One year ago, the foundation issued a challenge to universities to design toilets that can capture and process human waste without piped water, sewer or electrical connections, and transform human waste into useful resources, such as energy and water, at an affordable price.
The first, second, and third place winning prototypes were recognized for most closely matching the criteria presented in the Reinvent the Toilet Challenge.
Teams showcased their prototypes and projects at a two-day event held at the foundation’s headquarters in Seattle on August 14 and 15. The Reinvent the Toilet Fair brought together participants from 29 countries, including researchers, designers, investors, advocates, and representatives of the communities who will ultimately adopt these new inventions.
Unsafe methods to capture and treat human waste result in serious health problems and death. Food and water tainted with faecal matter result in 1.5 million child deaths every year. Most of these deaths could be prevented with the introduction of proper sanitation, along with safe drinking water and improved hygiene.
Improving access to sanitation can also bring substantial economic benefits. According to the World Health Organization, improved sanitation delivers up to $9 in social and economic benefits for every $1 invested because it increases productivity, reduces healthcare costs, and prevents illness, disability, and early death.
The Water, Sanitation & Hygiene (WSH) initiative is part of the foundation’s Global Development Program, which addresses issues such as agricultural development and financial services—problems that affect the world’s poorest people but do not receive adequate attention.
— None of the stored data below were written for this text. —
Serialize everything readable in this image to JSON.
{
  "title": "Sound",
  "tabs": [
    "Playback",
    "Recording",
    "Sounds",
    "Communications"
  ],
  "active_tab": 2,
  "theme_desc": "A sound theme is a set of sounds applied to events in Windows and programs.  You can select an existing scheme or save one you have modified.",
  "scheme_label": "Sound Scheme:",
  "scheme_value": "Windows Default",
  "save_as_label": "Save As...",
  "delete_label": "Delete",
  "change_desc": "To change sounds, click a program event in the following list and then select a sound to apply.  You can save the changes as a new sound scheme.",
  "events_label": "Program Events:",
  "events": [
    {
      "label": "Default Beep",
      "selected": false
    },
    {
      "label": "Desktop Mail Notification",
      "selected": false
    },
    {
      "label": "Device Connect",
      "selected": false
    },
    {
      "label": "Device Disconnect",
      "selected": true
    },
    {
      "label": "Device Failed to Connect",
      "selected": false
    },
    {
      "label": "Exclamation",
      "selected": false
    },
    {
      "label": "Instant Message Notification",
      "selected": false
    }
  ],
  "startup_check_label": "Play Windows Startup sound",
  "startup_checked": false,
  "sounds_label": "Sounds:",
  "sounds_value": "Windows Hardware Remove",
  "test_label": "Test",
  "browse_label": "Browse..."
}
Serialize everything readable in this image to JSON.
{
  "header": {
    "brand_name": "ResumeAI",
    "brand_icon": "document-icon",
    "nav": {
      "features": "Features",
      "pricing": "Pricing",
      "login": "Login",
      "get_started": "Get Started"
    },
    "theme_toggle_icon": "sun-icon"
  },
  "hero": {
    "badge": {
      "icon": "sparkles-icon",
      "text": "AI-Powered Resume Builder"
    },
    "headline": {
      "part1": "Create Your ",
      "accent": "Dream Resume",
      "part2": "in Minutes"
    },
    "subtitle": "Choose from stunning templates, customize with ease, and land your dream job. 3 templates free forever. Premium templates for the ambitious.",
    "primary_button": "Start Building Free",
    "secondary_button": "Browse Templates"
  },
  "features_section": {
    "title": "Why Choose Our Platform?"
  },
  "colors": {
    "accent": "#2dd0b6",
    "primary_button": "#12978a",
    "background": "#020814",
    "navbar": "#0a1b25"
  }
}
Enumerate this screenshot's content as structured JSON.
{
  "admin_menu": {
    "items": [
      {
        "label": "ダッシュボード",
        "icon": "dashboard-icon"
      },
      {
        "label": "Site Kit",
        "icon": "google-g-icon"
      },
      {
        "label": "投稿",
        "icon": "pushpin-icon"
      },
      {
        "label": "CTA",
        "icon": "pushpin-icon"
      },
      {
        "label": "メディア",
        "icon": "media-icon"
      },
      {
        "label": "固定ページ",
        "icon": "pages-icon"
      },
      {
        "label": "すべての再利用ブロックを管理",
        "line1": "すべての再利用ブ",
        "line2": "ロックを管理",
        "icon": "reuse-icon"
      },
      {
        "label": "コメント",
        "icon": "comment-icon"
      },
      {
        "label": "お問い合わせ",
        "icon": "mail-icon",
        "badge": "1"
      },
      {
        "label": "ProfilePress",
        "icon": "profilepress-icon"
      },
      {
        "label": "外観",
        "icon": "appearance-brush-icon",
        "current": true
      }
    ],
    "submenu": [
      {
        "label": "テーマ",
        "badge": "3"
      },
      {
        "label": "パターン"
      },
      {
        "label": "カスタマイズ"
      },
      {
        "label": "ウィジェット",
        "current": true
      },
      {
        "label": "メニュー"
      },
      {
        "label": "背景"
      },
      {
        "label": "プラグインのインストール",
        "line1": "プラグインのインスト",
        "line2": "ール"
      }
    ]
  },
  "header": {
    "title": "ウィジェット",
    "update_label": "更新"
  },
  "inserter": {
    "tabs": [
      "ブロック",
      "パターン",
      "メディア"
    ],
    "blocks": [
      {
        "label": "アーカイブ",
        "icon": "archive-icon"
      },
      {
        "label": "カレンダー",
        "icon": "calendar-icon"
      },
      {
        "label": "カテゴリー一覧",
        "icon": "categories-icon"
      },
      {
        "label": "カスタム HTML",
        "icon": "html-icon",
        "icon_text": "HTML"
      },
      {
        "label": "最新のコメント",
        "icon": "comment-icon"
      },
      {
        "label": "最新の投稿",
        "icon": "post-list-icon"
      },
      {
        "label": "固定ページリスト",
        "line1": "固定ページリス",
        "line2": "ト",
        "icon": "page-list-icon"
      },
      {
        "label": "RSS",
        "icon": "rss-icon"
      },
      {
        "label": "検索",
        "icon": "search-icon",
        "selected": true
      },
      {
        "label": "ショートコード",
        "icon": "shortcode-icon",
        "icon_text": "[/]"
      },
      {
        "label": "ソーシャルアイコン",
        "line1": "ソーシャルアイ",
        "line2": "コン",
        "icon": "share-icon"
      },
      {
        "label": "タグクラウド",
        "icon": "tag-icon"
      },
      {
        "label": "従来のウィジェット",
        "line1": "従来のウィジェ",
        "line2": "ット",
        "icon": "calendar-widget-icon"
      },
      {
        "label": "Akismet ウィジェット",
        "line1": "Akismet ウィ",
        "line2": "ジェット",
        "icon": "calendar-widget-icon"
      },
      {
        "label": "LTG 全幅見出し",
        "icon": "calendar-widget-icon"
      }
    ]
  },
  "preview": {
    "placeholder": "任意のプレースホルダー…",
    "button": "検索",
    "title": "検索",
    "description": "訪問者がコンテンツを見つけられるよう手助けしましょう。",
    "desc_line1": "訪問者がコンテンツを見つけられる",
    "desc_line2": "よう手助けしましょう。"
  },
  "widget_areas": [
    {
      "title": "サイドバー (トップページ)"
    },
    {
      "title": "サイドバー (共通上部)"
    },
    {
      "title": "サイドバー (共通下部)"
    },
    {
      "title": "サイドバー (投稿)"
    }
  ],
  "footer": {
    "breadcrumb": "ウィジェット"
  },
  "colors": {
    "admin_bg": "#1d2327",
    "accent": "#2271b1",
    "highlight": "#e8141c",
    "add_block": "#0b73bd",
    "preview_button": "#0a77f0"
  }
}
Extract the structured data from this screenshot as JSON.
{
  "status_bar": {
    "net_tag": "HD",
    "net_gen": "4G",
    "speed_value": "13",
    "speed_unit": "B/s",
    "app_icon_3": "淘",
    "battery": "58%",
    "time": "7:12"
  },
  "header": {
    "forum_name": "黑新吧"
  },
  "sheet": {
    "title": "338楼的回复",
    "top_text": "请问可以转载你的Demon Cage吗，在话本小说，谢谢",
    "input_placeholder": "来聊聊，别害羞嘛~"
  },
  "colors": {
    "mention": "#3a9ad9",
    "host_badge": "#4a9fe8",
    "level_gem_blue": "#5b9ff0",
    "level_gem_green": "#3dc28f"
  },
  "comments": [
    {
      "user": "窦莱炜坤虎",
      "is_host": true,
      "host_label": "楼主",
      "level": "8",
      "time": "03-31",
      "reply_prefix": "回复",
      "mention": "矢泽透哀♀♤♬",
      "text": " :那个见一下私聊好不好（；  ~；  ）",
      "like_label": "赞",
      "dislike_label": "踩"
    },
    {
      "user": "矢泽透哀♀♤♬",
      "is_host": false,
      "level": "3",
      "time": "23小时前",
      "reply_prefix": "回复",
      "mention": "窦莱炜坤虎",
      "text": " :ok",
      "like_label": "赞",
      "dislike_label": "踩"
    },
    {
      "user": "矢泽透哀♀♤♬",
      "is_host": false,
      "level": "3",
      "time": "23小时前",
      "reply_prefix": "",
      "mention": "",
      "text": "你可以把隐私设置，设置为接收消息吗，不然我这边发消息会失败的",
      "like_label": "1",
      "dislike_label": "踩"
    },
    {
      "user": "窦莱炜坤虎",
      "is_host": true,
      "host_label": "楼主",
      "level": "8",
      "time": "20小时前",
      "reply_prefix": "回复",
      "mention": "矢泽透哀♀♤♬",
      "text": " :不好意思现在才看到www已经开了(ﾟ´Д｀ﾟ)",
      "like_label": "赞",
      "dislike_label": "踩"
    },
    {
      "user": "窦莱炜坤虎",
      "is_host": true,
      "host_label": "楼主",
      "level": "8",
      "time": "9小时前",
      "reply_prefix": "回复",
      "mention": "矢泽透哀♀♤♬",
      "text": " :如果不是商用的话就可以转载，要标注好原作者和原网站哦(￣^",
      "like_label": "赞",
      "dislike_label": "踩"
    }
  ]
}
WSH has committed more than $370 million to this area, with a focus on developing sustainable sanitation services that work for everyone, including the poor.
The foundation also announced a second round of Reinvent the Toilet Challenge grants totalling nearly $3.4 million. The grants were awarded to: Cranfield University (United Kingdom); Eram Scientific Solutions Private Limited (India); RTI International (United States); and the University of Colorado Boulder (United States).